Eines Tages rief der König den Richter zu einer Audienz, um mit ihm über Recht und Gesetz zu diskutieren. Denn weise wie der König nun einmal war, hatte er längst erkannt, dass Gesetze und Vorordnungen zwar wichtig waren, aber für sich genommen längst noch keine Gerechtigkeit ergaben. Und so sagte er zu dem Richter:
"Die Gesetze, die ich erlasse, sollen lediglich eine Richtlinie für ein friedliches Miteinanderleben sein.

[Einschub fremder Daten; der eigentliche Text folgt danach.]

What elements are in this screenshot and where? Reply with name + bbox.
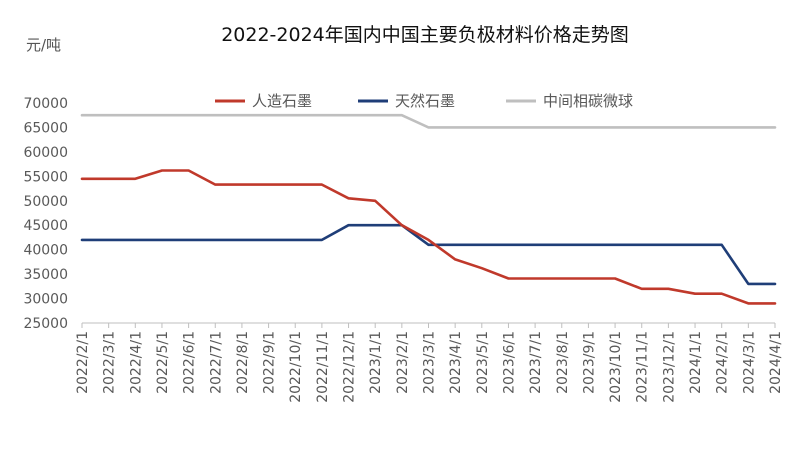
y-tick-label: 50000 <box>23 194 68 210</box>
legend: 人造石墨 天然石墨 中间相碳微球 <box>215 92 633 110</box>
chart-title: 2022-2024年国内中国主要负极材料价格走势图 <box>221 24 629 46</box>
x-tick-label: 2024/1/1 <box>688 331 704 394</box>
x-tick-label: 2022/10/1 <box>288 331 304 403</box>
x-tick-label: 2023/7/1 <box>528 331 544 394</box>
legend-item: 人造石墨 <box>215 92 312 110</box>
series-layer <box>80 113 777 305</box>
series-line-2 <box>80 113 777 129</box>
y-tick-label: 65000 <box>23 120 68 136</box>
x-tick-label: 2022/6/1 <box>182 331 198 394</box>
x-tick-label: 2024/2/1 <box>715 331 731 394</box>
x-tick-label: 2023/5/1 <box>475 331 491 394</box>
x-tick-label: 2023/12/1 <box>661 331 677 403</box>
legend-label: 人造石墨 <box>252 92 312 110</box>
x-tick-label: 2023/9/1 <box>581 331 597 394</box>
series-line-0 <box>80 169 777 305</box>
x-axis: 2022/2/1 2022/3/1 2022/4/1 2022/5/1 2022/6/1… <box>75 322 784 403</box>
legend-label: 天然石墨 <box>395 92 455 110</box>
x-tick-label: 2023/3/1 <box>422 331 438 394</box>
x-tick-label: 2022/3/1 <box>102 331 118 394</box>
x-tick-label: 2023/10/1 <box>608 331 624 403</box>
legend-item: 中间相碳微球 <box>506 92 633 110</box>
y-tick-label: 60000 <box>23 145 68 161</box>
x-tick-label: 2022/12/1 <box>342 331 358 403</box>
x-tick-label: 2023/4/1 <box>448 331 464 394</box>
legend-label: 中间相碳微球 <box>543 92 633 110</box>
x-tick-label: 2023/1/1 <box>368 331 384 394</box>
y-tick-label: 30000 <box>23 292 68 308</box>
y-tick-label: 55000 <box>23 169 68 185</box>
x-tick-label: 2023/2/1 <box>395 331 411 394</box>
x-tick-label: 2022/5/1 <box>155 331 171 394</box>
y-axis: 70000 65000 60000 55000 50000 45000 40000 35000… <box>23 96 68 332</box>
x-tick-label: 2023/6/1 <box>501 331 517 394</box>
x-tick-label: 2022/2/1 <box>75 331 91 394</box>
y-axis-unit: 元/吨 <box>26 36 61 54</box>
series-line-1 <box>80 223 777 286</box>
x-tick-label: 2022/11/1 <box>315 331 331 403</box>
y-tick-label: 45000 <box>23 218 68 234</box>
x-tick-label: 2022/7/1 <box>208 331 224 394</box>
x-tick-label: 2024/4/1 <box>768 331 784 394</box>
y-tick-label: 40000 <box>23 243 68 259</box>
x-tick-label: 2023/11/1 <box>635 331 651 403</box>
x-tick-label: 2024/3/1 <box>741 331 757 394</box>
y-tick-label: 70000 <box>23 96 68 112</box>
x-tick-label: 2023/8/1 <box>555 331 571 394</box>
x-tick-label: 2022/9/1 <box>262 331 278 394</box>
legend-item: 天然石墨 <box>358 92 455 110</box>
x-tick-label: 2022/8/1 <box>235 331 251 394</box>
y-tick-label: 35000 <box>23 267 68 283</box>
x-tick-label: 2022/4/1 <box>128 331 144 394</box>
y-tick-label: 25000 <box>23 316 68 332</box>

Ich kann von keinem meiner Untertanen erwarten, dass sie all diese Papiere lesen und sich buchstabengetreu befolgen. Und so kann sich auch nicht von dir verlangen, dass du buchstabengetreu nach ihnen richtest. Benutze die Gesetze als Richtlinie, um gerechte Urteile zu fällen. Scheue nicht davor zurück Milde oder Härte walten zu lassen, wenn sie dir gerechtfertigt erscheint."
"Aber wäre das nicht Willkür?" fragte der Richter vorsichtig, denn er wusste, dass der König nur selten in der Stimmung war, seine Entscheidungen in Frage stellen zu lassen.
Der König lachte jedoch nur. "Aber ich hätte dich doch nicht zu meinem Richter ernannt, wenn ich nicht Vertrauen in dein Gespür für Gerechtigkeit hätte. Kann ein Urteil willkürlich sein, wenn es zugleich gerecht ist?"
Darauf wusste der Richter nichts zu erwidern. Tatsächlich glaubte er fest an die Gerechtigkeit und bemühte sich fortan gerechte Urteile zu fällen. So erließ er beispielsweise einem Hühnerdieb die Strafe, da ihm zugetragen wurde, dass die Familie des armen Mannes am Hungertuch nagte und eben von dem Besitzer jenes Huhnes auf schändliche - jedoch nicht gesetzeswidrige - Weise um die letzten Ersparnisse gebracht worden war. Andererseits verurteilte er einen üblen Taschendieb zu einem ganzen Jahr Zwangsarbeit ihm Steinbruch, woraufhin dessen Hände so rau und schwielig wurden, dass ihm gar keine andere Wahl blieb, fortan einer ehrlichen Beschäftigung nachzugehen.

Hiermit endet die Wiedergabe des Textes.